YOUR SOLIN GENERATED RECIPE
Crispy Chili-Lime Chicken Taco Bowls
Pan-seared chicken breast seasoned with zesty lime and smoky chili, served over a vibrant bed of cauliflower rice and topped with creamy avocado.
INGREDIENTS
5.5 oz chicken breast
1 tsp olive oil
1 tsp chili powder
0.5 tsp ground cumin
0.25 tsp sea salt
0.25 tsp black pepper
1.5 cup cauliflower rice
0.5 cup bell pepper
0.25 cup red onion
0.5 whole lime
0.25 whole avocado
2 tbsp fresh cilantro
PREPARATION
Rub the chicken breast evenly with the chili powder, ground cumin, sea salt, and black pepper.
Heat the olive oil in a large skillet over medium-high heat and sear the chicken for 6-7 minutes per side until golden and cooked through.

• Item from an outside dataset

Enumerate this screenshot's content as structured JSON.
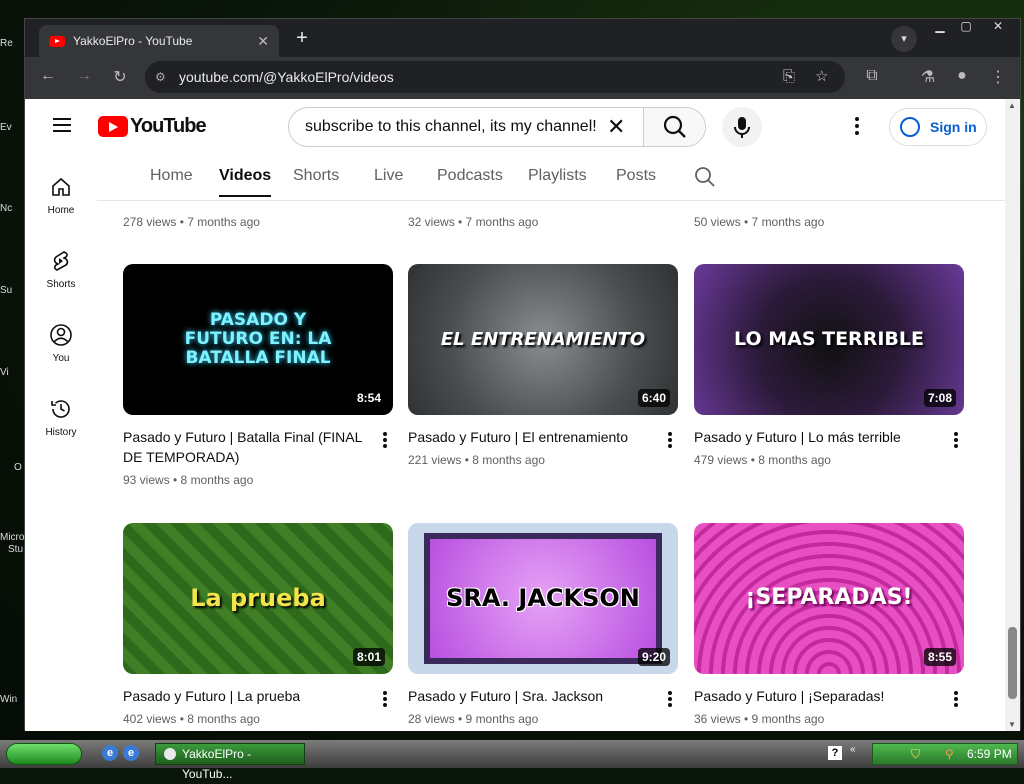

Remove the chicken from the pan to rest, then in the same skillet, sauté the diced bell peppers and red onions until tender-crisp.
Stir in the cauliflower rice and cook for 3-5 minutes until softened, then squeeze the fresh lime juice over the mixture.
Slice the rested chicken into strips and serve over the cauliflower rice base, garnished with sliced avocado and fresh cilantro.